Inflation and increasing labor and material costs impacted subcontractors’ profitability in 2022.

“The financial burden of material and labor has always been difficult to quantify, the full extent a bit hazy. Knowing that subcontractors spent an extra $97 billion almost feels like putting a face to a name,” the report reads. “For some, it’s the missing cushion in their profit margins. It represents 97 billion instances of subcontractors financing the entire industry, all while navigating uncertainty in their payment cycles and subpar access to capital.”

Even with high inflation rates in 2022, labor and material spending accounted for a larger bump in expenses.

The decline in profitability was not unique to last year, the report said. 2022 was the second straight year that subcontractors reported a 57% decrease in profitability.

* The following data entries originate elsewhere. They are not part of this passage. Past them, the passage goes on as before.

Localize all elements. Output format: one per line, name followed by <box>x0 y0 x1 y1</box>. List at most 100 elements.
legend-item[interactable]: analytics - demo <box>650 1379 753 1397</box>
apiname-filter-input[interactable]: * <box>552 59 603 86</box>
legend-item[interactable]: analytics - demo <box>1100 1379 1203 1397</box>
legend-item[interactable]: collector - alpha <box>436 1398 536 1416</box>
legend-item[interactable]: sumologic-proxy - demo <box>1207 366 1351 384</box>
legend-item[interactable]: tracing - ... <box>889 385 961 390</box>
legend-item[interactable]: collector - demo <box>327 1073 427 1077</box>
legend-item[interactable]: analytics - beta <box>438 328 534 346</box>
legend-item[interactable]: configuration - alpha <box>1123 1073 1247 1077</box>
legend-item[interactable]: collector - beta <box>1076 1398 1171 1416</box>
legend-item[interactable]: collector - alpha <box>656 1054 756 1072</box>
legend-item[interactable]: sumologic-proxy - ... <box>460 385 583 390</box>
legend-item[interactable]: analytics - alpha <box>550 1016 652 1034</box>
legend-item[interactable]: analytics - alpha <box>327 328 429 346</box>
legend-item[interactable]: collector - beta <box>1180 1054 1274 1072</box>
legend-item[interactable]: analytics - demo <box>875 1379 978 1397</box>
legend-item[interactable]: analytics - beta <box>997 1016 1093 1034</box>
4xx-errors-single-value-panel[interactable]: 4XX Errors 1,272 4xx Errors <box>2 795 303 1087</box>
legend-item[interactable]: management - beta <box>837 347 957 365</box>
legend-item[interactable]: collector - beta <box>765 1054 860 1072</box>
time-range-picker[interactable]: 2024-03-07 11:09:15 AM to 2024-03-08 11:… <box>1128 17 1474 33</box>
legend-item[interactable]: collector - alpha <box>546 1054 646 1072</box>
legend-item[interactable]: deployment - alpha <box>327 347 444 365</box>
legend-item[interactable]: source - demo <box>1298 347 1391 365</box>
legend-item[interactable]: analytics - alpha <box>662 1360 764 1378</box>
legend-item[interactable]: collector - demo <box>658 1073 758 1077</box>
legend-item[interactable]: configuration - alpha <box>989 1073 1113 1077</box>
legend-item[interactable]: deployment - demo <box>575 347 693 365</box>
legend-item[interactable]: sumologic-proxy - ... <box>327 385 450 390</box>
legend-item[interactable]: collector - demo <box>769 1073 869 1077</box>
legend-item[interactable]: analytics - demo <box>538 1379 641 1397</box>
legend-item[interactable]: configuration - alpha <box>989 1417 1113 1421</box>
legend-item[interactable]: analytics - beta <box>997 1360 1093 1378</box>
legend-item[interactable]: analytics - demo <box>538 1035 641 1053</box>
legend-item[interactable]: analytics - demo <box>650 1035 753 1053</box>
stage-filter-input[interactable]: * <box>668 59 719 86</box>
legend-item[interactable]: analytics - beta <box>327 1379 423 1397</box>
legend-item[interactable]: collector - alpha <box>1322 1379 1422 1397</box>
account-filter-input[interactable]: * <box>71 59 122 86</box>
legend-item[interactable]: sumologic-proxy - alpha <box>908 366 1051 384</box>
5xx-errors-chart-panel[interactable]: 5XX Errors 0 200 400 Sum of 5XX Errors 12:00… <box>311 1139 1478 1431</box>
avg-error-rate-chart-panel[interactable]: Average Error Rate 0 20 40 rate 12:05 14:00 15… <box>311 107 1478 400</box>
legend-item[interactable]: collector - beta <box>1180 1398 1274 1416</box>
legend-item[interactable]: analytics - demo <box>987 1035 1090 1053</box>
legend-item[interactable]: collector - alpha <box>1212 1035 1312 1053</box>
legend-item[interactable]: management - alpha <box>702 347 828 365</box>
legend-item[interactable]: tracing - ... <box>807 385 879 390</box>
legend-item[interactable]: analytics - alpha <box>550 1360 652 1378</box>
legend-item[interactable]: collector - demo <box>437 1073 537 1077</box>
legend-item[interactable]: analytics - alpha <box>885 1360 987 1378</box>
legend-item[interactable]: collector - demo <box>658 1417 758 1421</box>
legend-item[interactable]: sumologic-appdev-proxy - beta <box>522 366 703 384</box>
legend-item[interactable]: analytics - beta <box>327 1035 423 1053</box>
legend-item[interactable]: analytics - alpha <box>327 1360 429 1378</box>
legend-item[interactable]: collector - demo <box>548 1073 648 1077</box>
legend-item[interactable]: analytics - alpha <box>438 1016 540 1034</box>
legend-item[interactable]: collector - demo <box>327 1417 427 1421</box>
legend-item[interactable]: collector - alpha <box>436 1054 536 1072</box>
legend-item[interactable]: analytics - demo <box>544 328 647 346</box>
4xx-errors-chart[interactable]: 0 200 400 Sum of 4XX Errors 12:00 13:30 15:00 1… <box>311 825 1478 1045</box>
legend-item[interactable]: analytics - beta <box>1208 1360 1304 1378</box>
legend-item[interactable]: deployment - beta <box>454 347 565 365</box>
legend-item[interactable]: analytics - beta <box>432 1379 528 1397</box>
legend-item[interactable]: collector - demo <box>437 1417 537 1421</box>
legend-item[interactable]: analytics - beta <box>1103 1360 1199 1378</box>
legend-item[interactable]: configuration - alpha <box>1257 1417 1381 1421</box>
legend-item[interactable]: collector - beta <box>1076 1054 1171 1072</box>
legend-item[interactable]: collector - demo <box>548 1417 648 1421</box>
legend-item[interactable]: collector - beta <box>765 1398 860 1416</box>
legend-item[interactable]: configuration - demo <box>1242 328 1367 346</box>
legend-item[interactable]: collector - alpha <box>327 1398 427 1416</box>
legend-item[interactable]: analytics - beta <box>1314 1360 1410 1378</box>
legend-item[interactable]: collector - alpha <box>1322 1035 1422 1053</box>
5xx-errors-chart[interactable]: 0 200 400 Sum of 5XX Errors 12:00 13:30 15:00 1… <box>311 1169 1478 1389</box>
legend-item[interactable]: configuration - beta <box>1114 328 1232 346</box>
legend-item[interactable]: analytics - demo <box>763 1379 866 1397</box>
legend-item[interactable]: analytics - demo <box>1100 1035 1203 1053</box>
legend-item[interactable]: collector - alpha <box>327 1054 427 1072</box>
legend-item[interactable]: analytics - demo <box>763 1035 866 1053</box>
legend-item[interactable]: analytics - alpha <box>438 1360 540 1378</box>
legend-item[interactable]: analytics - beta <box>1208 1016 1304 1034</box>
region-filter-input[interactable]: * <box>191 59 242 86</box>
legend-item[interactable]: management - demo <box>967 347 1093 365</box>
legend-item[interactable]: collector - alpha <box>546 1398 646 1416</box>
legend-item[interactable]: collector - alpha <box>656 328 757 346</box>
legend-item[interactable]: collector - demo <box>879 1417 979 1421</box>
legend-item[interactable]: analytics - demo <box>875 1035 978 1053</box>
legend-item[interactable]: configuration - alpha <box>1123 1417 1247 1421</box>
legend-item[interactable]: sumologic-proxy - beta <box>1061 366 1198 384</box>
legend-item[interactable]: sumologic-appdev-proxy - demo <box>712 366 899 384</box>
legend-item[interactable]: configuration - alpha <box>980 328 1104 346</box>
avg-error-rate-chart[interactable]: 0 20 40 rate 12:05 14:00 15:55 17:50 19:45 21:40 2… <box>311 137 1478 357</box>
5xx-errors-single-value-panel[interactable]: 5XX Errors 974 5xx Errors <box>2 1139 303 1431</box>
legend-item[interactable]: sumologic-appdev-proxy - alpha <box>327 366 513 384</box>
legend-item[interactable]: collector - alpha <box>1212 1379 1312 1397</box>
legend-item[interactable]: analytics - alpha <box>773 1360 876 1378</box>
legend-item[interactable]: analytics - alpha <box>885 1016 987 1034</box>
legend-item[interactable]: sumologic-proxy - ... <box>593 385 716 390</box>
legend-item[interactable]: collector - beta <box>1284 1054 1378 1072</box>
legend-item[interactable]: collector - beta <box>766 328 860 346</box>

A third of respondents attributed the drop to not increasing the price of bids at the same rate that costs of material or labor rose.

Labor costs jumped 15% on average, respondents said, and 87% had to pay out of pocket for labor before the sub got paid. Subcontractors have increasingly reported having to do so in each of Billd’s annual surveys.

That problem doesn’t seem to be getting any easier.

About half of respondents said the lack of skilled construction labor is the biggest risk to their business in 2023. Meanwhile, four in five respondents expected high or volatile business to impact their business in 2023, and two-thirds said those prices had an explicitly negative impact in 2022.

Even still, there’s a beacon of optimism. More than half of respondents said their business grew by 1% to 20% last year, and 58% are interested in pursuing larger projects this year.